Friday the 13th: The Series featured cursed objects, but sometimes those items came in weird packages. For instance, there’s the ol’ cursed scarecrow that walks at midnight in “Scarecrow,” episode 11 of the first season; apparently, someone created a creepy trash bag-sporting guy to stand on a cross and scare birds and then, later, take revenge on unsuspecting victims when the owner pins a picture to the scarecrow’s chest. The episode takes inspiration from the likes of Dark Night of the Scarecrow: indeed, in one harrowing scene, a mentally handicapped man is killed while wearing a scarecrow costume. But this is a decidedly creepy episode of Friday the 13th: The Series that makes use of a small town farm setting for atmosphere.
Without much lead-up, we check in with Ryan and Micki, who are currently on their way to the farming town to pick up the scarecrow after someone replied to one of their mailers about the missing items. First they try the local farm, with residents who are off-putting and claim to know nothing about the letter or the scarecrow; then they shack up at Marge Longacre’s inn, perfect timing to witness a murder right on the doorstep seemingly done by the cursed scarecrow.

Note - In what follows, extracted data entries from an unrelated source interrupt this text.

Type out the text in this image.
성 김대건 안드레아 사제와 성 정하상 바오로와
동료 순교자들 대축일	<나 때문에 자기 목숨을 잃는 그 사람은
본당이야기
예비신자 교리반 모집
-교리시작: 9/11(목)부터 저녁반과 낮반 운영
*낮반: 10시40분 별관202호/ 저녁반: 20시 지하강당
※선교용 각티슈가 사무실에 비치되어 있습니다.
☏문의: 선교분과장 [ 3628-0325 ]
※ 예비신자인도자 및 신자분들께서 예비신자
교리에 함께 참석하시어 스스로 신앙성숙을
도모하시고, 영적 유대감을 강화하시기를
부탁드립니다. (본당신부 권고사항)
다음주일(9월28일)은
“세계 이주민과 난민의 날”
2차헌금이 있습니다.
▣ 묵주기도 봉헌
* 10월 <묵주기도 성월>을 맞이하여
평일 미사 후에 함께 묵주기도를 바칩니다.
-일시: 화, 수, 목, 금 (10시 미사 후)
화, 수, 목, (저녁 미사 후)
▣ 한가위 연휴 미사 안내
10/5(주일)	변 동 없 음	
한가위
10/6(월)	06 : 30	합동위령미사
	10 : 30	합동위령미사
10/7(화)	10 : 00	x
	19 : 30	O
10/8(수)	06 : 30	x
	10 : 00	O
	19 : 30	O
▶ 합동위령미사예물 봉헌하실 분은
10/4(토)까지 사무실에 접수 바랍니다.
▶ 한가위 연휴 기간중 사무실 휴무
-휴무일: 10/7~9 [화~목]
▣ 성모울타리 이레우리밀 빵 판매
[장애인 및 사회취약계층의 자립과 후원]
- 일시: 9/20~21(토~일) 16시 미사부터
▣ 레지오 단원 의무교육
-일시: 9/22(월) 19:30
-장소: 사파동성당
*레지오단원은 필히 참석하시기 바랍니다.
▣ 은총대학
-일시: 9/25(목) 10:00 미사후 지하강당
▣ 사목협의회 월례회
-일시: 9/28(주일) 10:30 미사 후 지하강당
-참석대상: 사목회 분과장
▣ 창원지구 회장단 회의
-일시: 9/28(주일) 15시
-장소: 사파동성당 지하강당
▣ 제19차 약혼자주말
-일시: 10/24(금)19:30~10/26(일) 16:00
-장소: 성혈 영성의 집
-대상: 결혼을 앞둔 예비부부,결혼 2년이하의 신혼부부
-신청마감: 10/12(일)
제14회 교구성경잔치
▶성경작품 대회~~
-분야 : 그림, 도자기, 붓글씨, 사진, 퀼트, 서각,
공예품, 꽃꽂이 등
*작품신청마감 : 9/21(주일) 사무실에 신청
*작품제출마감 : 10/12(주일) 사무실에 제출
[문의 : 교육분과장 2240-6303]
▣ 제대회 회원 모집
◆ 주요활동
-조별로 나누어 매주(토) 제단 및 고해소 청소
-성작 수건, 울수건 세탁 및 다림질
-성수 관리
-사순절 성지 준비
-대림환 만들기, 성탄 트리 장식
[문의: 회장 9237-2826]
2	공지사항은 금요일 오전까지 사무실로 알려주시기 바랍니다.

“Scarecrow”‘s setting is its main draw, because this time, Micki and Ryan are alone (no Jack in this episode or in “Tales of the Undead”) in an unfamiliar area. The episode is full of dark dreary nighttime sequences, ranging from a wife’s run through foggy farmland to Ryan’s search of a dark barn. And the scarecrow itself is sufficiently spooky because of its bag head, which is form-fitted to give the semblance of eyes and mouth.
While “Scarecrow” shares its main plot point with a host of other horror films, it differs somewhat slightly because of its farm setting as well. This scarecrow collects three heads with his scythe and then yields a fantastic crop, which has helped keep the farm and Marge Longacre in business for some time. Ryan and Micki’s snooping cause the problems, since the Cobean family were fairly comfortable with their setup before the scarecrow became the big subject. Marge, the main villain, has seemingly also become somewhat crazy living with this secret; she goes full-on Pamela Voorhees toward the end of the episode, brandishing a huge pair of scissors.
There’s a lot to love about “Scarecrow.” Its plot moves quickly, and there’s quite a bit of variety to the episode’s arcs – something that Friday the 13th: The Series often suffers from because of its intense focus on just one item per episode. This also has a large number of deaths, from beheadings (all cut-aways – pun intended – with decapitated heads on the ground as aftermath) to gunshot wounds. There’s a sense of real danger here, especially when Micki’s attacked, because of the large scythe that the scarecrow carries; more often, Friday the 13th: The Series focuses on the danger to others.
Better, though, is its subtle character development with Ryan. He befriends a young orphan boy who accompanies Ryan on their adventures – probably not a good idea what with all the danger, but Ryan’s still learning – and John LeMay does a great job portraying the fatherly figure in this role. At the end, he even gives the orphan his baseball, signed “To: Ryan From: Jimmy.” While “Scarecrows” doesn’t allow the audience to hear Ryan explain who Jimmy is, the reference points to a significant event in Ryan’s life, one we’ll learn about later in the series.
“Scarecrows” is one of the better episodes of Friday the 13th: The Series, an eerie hour that cribs from other scarecrow films while taking a unique approach to the subject matter. Its scarecrow design is nightmarish, too, which helps things considerably. And there’s also that setup about Jimmy that will continue in future episodes, establishing some continuity in a show that often jumps from week to week without a set arc.